To Arrive Where We Started

Atop the skylight of the Redwood Library and Athenaeum in Newport, R.I., lies -- improbably -- a silver skeleton key. The skylight is located in the Harrison Room, the oldest room in the oldest lending library in the country. The long-forgotten 18th-century key would fit neatly into the building's shuttered front door were it not resting high above on this sun-streaked skylight, out of reach to those who might wander through the library's aged stacks.

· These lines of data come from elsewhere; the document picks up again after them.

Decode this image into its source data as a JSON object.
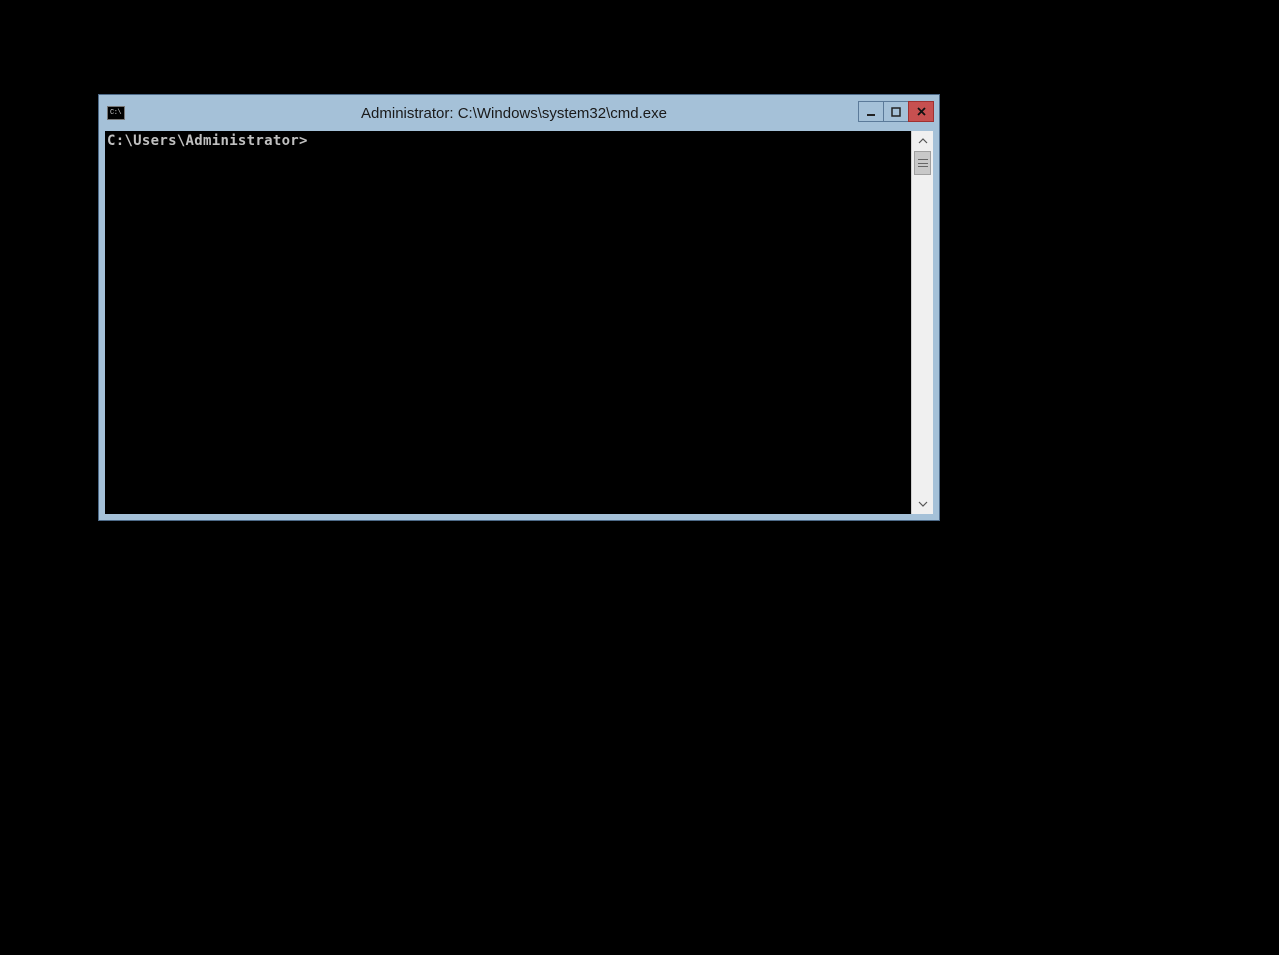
{
  "window": {
    "title": "Administrator: C:\\Windows\\system32\\cmd.exe",
    "icon_label": "C:\\"
  },
  "console": {
    "prompt": "C:\\Users\\Administrator>"
  }
}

Such subtle curiosities abound in "To Arrive Where We Started From," artist Peter Eudenbach's series of six curatorial interventions in the library, the first of its kind in the two hundred odd years of the institution's history. Established in 1747, the Redwood Library predates both the public library system and the United States of America itself, its classical columns emanating the authority sought after by the new Republic. The library is now open to everyone but is still supported by its members, who pay dues in exchange for borrowing privileges.

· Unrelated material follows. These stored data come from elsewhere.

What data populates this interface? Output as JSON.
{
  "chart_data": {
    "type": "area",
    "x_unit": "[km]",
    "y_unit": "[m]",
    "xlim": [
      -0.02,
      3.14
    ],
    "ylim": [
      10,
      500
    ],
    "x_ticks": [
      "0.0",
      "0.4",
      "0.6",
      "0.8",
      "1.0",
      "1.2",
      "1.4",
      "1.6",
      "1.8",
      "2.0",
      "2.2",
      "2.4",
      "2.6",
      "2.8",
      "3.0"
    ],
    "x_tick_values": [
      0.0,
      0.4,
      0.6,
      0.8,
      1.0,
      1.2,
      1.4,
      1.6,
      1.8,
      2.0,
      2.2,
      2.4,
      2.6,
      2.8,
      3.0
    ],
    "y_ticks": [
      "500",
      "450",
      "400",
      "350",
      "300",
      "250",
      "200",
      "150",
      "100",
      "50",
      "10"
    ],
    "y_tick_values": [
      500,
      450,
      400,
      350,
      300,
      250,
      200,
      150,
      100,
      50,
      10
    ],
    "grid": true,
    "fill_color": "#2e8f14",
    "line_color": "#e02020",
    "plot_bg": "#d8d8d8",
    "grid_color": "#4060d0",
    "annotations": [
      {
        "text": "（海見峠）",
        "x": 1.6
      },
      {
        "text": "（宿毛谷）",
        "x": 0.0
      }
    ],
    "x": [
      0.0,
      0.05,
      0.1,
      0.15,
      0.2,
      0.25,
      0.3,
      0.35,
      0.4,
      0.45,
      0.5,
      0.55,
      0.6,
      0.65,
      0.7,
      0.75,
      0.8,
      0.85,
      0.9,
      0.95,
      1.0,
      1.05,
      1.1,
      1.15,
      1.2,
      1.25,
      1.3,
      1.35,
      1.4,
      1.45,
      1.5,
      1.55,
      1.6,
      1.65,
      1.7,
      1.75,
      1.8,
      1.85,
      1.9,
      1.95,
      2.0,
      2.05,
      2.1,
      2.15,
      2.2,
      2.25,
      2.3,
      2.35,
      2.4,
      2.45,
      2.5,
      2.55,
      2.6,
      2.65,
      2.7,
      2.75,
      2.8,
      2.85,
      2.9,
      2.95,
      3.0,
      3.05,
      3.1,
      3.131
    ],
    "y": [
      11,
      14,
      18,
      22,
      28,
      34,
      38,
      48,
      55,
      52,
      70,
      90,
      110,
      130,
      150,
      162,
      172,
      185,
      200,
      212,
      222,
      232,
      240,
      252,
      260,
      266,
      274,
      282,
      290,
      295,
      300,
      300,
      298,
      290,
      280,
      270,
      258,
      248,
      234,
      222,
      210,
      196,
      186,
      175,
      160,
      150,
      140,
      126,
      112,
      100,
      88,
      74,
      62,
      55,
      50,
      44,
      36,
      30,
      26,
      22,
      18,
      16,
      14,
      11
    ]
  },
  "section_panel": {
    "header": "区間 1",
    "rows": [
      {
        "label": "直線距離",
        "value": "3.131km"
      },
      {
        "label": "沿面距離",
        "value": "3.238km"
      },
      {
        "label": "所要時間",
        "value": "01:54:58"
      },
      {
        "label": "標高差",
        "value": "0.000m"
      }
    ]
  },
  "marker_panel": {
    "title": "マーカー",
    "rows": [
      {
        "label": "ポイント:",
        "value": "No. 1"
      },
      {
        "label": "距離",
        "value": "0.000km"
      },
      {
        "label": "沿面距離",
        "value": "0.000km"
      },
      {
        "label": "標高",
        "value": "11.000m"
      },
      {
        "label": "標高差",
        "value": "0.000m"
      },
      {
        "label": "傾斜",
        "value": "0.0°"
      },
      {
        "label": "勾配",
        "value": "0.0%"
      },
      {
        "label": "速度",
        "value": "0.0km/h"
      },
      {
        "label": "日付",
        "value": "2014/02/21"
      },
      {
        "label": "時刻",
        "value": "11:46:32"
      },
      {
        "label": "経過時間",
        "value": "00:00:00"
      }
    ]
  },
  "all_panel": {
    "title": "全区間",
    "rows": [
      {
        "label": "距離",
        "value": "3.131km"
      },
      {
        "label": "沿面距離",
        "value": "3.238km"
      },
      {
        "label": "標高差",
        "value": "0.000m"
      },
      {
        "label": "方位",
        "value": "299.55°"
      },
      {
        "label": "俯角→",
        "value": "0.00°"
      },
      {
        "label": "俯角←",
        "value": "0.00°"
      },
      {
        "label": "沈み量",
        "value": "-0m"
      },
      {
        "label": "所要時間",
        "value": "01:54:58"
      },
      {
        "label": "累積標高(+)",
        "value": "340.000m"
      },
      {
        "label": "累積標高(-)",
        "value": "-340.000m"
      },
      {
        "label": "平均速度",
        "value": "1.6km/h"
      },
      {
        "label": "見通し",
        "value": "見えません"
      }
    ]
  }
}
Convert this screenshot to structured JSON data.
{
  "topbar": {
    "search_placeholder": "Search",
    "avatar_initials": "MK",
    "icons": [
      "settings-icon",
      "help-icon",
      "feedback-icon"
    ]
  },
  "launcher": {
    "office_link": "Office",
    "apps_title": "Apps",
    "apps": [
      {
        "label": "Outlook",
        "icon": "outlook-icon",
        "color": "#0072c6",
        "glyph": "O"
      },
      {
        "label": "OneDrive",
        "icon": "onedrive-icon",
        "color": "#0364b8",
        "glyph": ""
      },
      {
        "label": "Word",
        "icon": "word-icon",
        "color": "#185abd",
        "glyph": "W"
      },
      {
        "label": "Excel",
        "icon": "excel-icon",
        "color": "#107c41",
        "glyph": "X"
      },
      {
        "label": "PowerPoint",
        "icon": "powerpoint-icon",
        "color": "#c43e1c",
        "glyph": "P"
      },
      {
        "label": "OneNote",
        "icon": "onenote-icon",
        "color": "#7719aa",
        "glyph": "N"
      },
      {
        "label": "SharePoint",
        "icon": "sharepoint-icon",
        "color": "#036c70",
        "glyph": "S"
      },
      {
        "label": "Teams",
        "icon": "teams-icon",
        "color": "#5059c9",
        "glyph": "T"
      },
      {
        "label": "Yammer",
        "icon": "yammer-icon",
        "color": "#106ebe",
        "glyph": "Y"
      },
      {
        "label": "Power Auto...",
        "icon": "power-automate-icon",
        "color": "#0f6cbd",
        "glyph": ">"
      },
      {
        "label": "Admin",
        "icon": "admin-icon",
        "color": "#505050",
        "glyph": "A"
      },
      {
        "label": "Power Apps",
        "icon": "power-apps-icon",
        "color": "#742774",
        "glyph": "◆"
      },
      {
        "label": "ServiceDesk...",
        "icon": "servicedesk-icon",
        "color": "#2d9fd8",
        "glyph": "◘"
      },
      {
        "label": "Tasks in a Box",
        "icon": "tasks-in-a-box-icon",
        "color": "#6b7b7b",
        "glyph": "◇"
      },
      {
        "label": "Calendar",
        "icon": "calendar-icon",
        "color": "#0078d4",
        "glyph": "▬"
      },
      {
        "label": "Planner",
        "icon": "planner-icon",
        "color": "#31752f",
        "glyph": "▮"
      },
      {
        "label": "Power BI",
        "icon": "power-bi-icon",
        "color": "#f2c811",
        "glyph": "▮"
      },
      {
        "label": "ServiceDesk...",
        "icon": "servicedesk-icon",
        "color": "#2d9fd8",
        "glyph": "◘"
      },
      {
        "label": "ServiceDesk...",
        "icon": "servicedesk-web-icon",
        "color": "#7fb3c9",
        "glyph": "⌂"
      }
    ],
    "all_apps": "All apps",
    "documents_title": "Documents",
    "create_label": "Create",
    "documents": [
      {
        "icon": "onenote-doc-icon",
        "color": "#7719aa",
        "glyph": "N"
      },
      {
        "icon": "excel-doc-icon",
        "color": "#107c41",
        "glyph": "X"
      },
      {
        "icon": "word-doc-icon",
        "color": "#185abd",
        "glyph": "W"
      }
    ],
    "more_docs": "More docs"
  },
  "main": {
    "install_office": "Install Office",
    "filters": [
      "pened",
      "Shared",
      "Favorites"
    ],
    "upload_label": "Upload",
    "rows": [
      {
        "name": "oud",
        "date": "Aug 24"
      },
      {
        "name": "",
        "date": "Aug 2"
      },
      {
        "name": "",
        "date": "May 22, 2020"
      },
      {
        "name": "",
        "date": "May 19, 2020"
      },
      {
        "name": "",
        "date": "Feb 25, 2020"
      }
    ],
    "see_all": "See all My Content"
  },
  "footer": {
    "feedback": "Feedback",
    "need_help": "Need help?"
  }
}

In Eudenbach's installation, a boat suspends hangs from the clerestory; the marble bust of a drowned sea captain squares off against an etching of the shipwreck that claimed his life; a glass case is filled exclusively with books about islands, the pulp paperbacks floating next to historic manuscripts. Each of these dream-like scenes are like Borgesian riddles, small koans that reflect upon ideas of mirroring, enclosure, secret knowledge, and eternity. The centuries circle and fold in on one another as the installations cohere into a larger meditation, a statement on a certain sea-salted solitude and the lure of unknowable terrains, the affective residue of Newport's nautical past.

"I felt like Robinson Crusoe," Eudenbach, a Newport native, said in a tour of the exhibition, referring to his process of mining the library's sundry 18th- and 19th-century collections. Like the literary castaway who created shelter from the stray tinder of the desert isle -- and indeed, islands are a reoccurring motif in the exhibition -- Eudenbach has constructed a kind of intellectual shelter from and for the library's objects.

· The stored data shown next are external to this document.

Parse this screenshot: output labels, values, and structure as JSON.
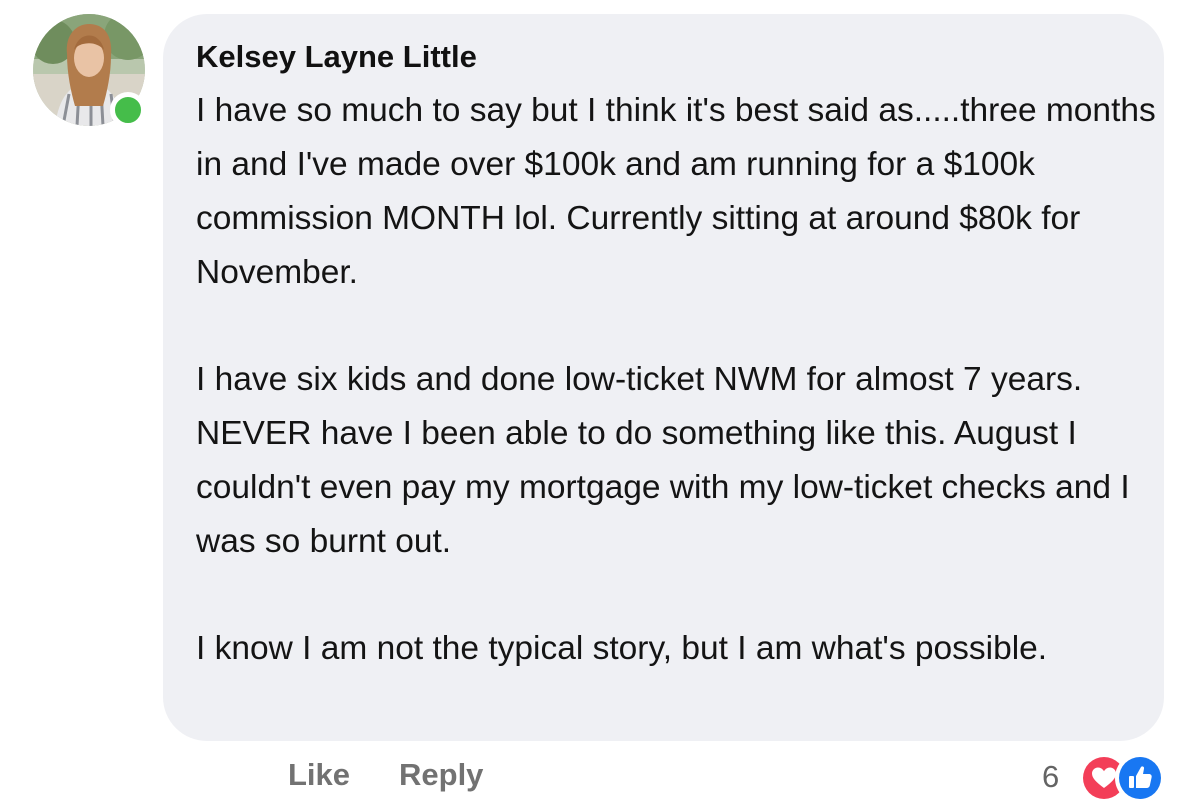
{
  "comment": {
    "author": "Kelsey Layne Little",
    "paragraphs": [
      "I have so much to say but I think it's best said as.....three months in and I've made over $100k and am running for a $100k commission MONTH lol. Currently sitting at around $80k for November.",
      "I have six kids and done low-ticket NWM for almost 7 years. NEVER have I been able to do something like this. August I couldn't even pay my mortgage with my low-ticket checks and I was so burnt out.",
      "I know I am not the typical story, but I am what's possible."
    ],
    "online": true
  },
  "actions": {
    "like_label": "Like",
    "reply_label": "Reply"
  },
  "reactions": {
    "count": "6",
    "types": [
      "love-icon",
      "like-icon"
    ],
    "colors": {
      "love": "#f33e58",
      "like": "#1877f2"
    }
  },
  "colors": {
    "bubble": "#eff0f4",
    "presence": "#45bd4a",
    "action_text": "#727272"
  }
}
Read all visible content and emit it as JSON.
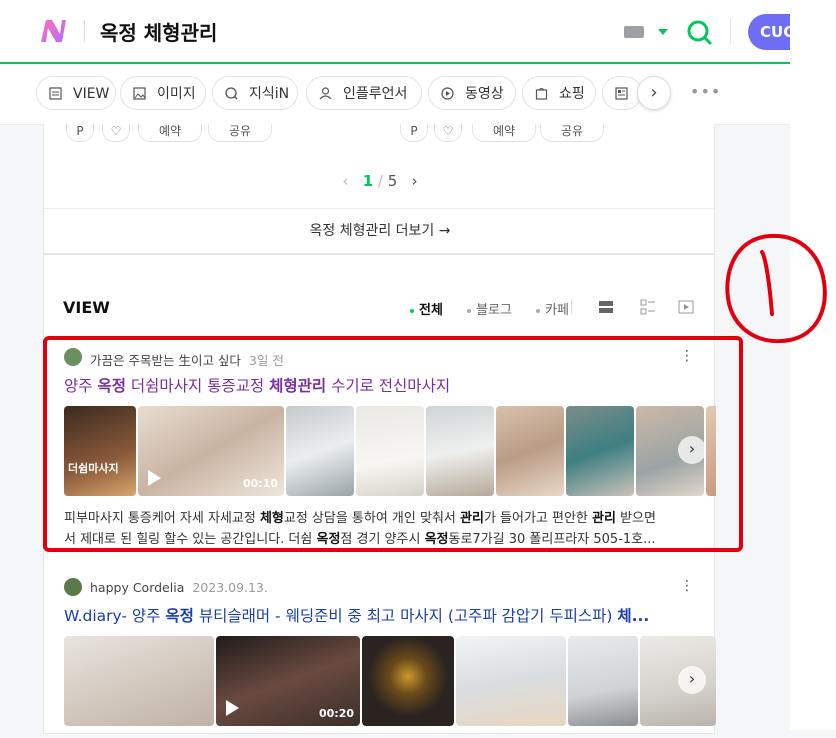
{
  "header": {
    "query": "옥정 체형관리",
    "profile_label": "CUG",
    "brand_color": "#03c75a",
    "icons": [
      "naver-logo-icon",
      "keyboard-icon",
      "dropdown-arrow-icon",
      "search-icon"
    ]
  },
  "tabs": [
    {
      "label": "VIEW",
      "icon": "view-icon"
    },
    {
      "label": "이미지",
      "icon": "image-icon"
    },
    {
      "label": "지식iN",
      "icon": "knowledge-icon"
    },
    {
      "label": "인플루언서",
      "icon": "person-icon"
    },
    {
      "label": "동영상",
      "icon": "play-icon"
    },
    {
      "label": "쇼핑",
      "icon": "shopping-icon"
    },
    {
      "label": "",
      "icon": "news-icon"
    }
  ],
  "upper_card": {
    "chips": [
      "예약",
      "공유",
      "예약",
      "공유"
    ],
    "pager": {
      "current": "1",
      "sep": "/",
      "total": "5"
    },
    "more_label": "옥정 체형관리 더보기 →"
  },
  "view_section": {
    "title": "VIEW",
    "filters": [
      "전체",
      "블로그",
      "카페"
    ],
    "active_filter": "전체"
  },
  "posts": [
    {
      "author": "가끔은 주목받는 生이고 싶다",
      "date": "3일 전",
      "title_parts": [
        "양주 ",
        "옥정",
        " 더쉼마사지 통증교정 ",
        "체형관리",
        " 수기로 전신마사지"
      ],
      "thumb_text": "더쉼마사지",
      "video_duration": "00:10",
      "snippet_line1": [
        "피부마사지 통증케어 자세 자세교정 ",
        "체형",
        "교정 상담을 통하여 개인 맞춰서 ",
        "관리",
        "가 들어가고 편안한 ",
        "관리",
        " 받으면"
      ],
      "snippet_line2": [
        "서 제대로 된 힐링 할수 있는 공간입니다. 더쉼 ",
        "옥정",
        "점 경기 양주시 ",
        "옥정",
        "동로7가길 30 폴리프라자 505-1호..."
      ]
    },
    {
      "author": "happy Cordelia",
      "date": "2023.09.13.",
      "title_parts": [
        "W.diary- 양주 ",
        "옥정",
        " 뷰티슬래머 - 웨딩준비 중 최고 마사지 (고주파 감압기 두피스파) ",
        "체..."
      ],
      "video_duration": "00:20"
    }
  ],
  "annotation": {
    "label": "1",
    "color": "#e2000f"
  }
}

A mirror, a marble bust, a skeleton key, a life raft -- these simple things are given new potency through the dense web of associations and allusions woven by Eudenbach in this richly layered historical space. With a Masonic zeal, Eudenbach has assembled these tableaus using the reoccurring motifs of islands, octagons, and mirrors; his is an errorless universe in which precisely placed objects assume an allegorical punch. Shed of their practical or historic meaning, the collections are charged with a new animism; they become vessels of philosophical ruminations.

In Eudenbach's mytho-poetic world, history is no longer the random procession of events but an enigmatic cipher to be decoded for its underlying meanings. As Borges writes in his short story "The Library of Babel": "We walk the corridors, searching the shelves and rearranging them, looking for lines of meaning amid leagues of cacophony and incoherence, reading the history of the past and of the future."